A couple of hundred metres from the cemetery along the road towards Sõrve, a large granite monument appears on the right-hand side of the road. It was unveiled on 15 July 2012 and placed at the approximate site of the battle. The monument bears a tablet reading: "Here, on 8 October 1944, the Night Battle of Tehumardi broke out."
The cemetery in Tehumardi has been removed in 2024, but the memorial pillar remains, albeit with some of the text partially obscured.

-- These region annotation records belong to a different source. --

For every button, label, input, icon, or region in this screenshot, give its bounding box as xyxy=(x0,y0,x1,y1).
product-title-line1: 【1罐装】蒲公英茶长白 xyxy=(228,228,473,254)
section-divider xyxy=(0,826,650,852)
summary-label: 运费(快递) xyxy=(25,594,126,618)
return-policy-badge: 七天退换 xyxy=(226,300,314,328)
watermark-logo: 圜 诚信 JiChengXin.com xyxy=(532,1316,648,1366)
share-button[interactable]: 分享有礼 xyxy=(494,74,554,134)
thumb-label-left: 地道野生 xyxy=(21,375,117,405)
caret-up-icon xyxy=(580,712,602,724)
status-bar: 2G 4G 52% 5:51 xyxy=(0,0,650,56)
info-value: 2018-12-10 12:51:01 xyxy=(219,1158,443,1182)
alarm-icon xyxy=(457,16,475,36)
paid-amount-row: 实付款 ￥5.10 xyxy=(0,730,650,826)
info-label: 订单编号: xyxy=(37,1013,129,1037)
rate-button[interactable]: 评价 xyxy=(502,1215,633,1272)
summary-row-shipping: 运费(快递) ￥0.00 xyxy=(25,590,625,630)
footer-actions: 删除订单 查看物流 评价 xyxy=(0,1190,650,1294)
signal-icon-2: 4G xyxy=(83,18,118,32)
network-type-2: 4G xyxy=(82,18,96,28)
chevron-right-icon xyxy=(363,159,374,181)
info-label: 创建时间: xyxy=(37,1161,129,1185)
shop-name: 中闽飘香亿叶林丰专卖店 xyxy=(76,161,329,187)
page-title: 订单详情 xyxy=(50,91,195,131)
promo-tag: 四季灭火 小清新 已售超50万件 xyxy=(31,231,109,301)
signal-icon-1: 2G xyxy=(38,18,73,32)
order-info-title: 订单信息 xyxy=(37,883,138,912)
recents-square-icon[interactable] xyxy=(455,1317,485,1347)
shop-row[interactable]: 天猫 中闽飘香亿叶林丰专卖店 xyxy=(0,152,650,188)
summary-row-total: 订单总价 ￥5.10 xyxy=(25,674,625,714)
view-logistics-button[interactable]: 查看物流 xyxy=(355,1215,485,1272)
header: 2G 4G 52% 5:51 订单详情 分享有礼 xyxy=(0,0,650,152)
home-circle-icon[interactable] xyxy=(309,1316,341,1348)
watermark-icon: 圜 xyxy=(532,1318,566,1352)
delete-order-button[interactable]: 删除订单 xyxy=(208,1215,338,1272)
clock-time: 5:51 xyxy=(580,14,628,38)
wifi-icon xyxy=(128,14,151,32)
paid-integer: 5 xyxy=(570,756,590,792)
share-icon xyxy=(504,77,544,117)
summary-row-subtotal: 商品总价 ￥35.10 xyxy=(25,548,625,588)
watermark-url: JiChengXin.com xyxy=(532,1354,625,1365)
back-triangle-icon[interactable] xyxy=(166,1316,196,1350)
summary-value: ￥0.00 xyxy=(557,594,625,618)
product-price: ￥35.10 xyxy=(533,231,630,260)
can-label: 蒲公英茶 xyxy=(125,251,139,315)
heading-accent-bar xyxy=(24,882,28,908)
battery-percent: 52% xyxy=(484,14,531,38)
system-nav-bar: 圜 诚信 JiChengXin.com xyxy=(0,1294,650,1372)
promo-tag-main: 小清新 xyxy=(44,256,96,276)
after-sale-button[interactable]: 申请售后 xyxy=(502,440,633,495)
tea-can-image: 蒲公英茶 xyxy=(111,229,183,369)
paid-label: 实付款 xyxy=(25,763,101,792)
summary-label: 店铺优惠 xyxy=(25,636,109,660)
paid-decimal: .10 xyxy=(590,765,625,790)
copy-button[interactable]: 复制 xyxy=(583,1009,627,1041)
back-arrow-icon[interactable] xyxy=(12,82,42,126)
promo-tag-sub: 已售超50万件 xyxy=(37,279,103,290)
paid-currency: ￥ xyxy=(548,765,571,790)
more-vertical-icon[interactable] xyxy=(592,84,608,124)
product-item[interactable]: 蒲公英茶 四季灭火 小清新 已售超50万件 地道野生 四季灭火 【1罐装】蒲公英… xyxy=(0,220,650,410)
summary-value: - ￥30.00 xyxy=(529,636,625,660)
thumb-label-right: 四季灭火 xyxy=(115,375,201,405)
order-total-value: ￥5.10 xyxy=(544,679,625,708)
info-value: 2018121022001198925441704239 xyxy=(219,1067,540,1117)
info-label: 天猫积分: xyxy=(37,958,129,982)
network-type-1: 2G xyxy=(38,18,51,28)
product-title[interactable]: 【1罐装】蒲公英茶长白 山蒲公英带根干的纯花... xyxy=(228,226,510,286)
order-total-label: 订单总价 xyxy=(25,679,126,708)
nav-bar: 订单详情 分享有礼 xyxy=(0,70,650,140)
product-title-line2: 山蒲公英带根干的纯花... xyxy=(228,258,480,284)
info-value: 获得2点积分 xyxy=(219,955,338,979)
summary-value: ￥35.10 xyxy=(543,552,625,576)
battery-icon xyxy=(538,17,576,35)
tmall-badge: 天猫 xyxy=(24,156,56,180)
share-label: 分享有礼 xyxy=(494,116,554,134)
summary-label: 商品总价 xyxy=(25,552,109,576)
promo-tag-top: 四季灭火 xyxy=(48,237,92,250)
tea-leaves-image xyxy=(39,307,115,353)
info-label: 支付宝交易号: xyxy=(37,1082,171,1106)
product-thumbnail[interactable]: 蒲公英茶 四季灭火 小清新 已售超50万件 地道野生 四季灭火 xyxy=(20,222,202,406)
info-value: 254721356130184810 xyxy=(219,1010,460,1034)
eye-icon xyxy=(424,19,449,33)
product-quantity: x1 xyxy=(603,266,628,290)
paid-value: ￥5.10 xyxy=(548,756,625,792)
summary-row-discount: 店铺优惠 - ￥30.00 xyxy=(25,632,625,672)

In my youth (I am 67 now) I knew a participant of that battle Nikolai (everyone called him Kolya) Rosmann. Sometimes Kolya recalled this massacre (according to Kolya, you can’t call it anything else) when he was drunk. They cut and beat the enemy in pitch darkness, identifying him by touch, by his hair, if he had a bald head, then he was one of us, if he had a haircut, then he was a German, take that! The battlefield was filled with shouts and curses in Estonian and German, groans of the wounded, shooting, but mostly they fought hand-to-hand. The Estonians won. Kolya also recalled such little things as how in the darkness his hand accidentally fell into a German’s coat pocket, and there was a harmonica there, and we grappled with this German, I beat him. Kolya did not specify how exactly he did it.